THE SYRIAN CONFLICT.
How can it be resolved?
The situation in Syria is developing into a civil war, combined with sectarian differences being physically lashed out by the participants against each other, and thus making it more complicated.
Assad is rightly called "the butcher", but he actually seems to have lost control of the country, as outside influences are making him into a puppet that they can control and manipulate in any way they choose.
So, he himself is rather confused, as the Syrian security forces that are under his command are committing mayhem in cities like Homs and the countryside, of which he may not have any or very minute inkling.

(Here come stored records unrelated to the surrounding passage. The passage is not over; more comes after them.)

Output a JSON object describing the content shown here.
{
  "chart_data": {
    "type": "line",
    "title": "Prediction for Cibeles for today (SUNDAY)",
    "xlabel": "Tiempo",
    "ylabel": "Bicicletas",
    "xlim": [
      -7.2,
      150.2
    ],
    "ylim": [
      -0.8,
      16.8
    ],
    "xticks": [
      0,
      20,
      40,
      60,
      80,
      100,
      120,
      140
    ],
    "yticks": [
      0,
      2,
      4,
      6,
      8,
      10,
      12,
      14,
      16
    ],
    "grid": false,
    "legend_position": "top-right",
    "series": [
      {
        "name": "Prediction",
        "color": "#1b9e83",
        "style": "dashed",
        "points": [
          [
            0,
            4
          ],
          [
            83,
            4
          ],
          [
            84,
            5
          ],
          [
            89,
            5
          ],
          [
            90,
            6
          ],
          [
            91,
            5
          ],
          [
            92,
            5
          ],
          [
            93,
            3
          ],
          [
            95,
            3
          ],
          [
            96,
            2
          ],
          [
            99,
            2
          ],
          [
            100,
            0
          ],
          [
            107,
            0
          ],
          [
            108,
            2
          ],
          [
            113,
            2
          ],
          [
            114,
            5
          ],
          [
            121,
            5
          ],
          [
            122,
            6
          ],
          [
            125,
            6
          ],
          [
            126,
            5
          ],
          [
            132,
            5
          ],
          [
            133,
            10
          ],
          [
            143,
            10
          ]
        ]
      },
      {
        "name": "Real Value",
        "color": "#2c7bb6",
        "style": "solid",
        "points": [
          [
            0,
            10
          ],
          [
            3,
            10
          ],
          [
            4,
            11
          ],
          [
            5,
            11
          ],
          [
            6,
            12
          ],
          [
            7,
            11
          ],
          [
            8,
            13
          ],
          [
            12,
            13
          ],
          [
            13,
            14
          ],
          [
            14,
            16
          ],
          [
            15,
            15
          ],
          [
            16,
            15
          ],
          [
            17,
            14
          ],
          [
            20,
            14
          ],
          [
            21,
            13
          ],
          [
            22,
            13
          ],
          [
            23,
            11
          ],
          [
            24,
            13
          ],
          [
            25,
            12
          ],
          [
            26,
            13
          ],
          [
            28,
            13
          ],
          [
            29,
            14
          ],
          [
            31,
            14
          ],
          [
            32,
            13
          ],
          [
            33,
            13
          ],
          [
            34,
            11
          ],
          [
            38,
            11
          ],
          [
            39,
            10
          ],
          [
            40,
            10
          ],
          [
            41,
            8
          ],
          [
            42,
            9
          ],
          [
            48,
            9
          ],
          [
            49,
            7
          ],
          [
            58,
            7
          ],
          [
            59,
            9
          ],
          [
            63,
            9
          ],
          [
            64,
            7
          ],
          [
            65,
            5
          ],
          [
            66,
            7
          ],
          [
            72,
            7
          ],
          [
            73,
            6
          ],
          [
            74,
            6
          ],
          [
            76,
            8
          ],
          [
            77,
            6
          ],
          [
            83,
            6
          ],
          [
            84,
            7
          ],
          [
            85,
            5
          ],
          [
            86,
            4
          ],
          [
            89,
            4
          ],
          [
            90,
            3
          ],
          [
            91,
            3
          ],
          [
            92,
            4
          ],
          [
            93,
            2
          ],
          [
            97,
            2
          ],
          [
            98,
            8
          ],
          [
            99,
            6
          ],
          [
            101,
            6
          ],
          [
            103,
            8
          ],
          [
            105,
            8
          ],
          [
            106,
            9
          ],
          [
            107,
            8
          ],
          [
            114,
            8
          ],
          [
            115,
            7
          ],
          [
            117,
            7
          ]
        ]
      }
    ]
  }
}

Iran and its Ayatollahs are reported to have their hands in the Syrian conflict, and so making it to be more of a religious war than a revolution against Assad's brutal regime by his people.

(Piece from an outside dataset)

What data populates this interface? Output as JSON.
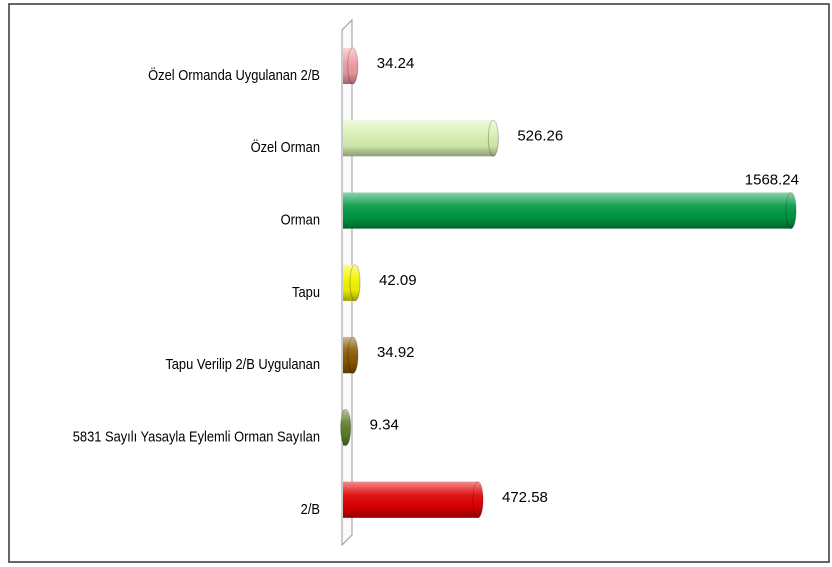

Russia and China are also involved; and they have recently blocked a resolution by the United States and its allies, and which also has the support of the Arab League, asking Assad to step down, but all to no avail.
International pressure and sanctions have been ineffective, as the killings continue on a daily basis, with most of the dead and the injured being little children and elderly folk. The United States and its allies cannot go in to help in any military fashion, and so President Barack Obama is using every avenue possible to get humanitarian aid to the civilian population.
The case has come before the U.S. Senate Armed Services Committee, yesterday, with Gen. Martin Dempsey, Chairman of the Joint Chiefs of Staff recounting that there is no clear view of who the participants are, as it (U.S.) does not have "as clean an understanding of the nature of the opposition," he is quoted to say.
He is also said to have added that there are all sorts of elements involved. "All of the players in the region, it seems, have a stake in this," (Fox News, 02/15/12).
With all of that commotion, the Libyan war in comparison, will be a cinch, with respect to wholly knowing who the fighters are. In Syria, the conflagration has so many sides, and it will be next to impossible to intervene militarily to save the dying and the wounded.
Yet, if the Syrian war is a Sunni-Shia religious sects fighting each other, then it is not only the U.S. that is liable to quench the fire, with its allies in tow, because it is a conflict that can engulf the rest of the world as well; and so, the U.N. must do all it can by bringing all its members into reaching a soluble agreement to resolve the issue before too late.
As said before, Assad is undoubtedly a killer, but he has the backing of Iran, whose leaders may be encouraging and farther exhorting him to carry on with the carnage in Syria, perhaps, for religious reasons.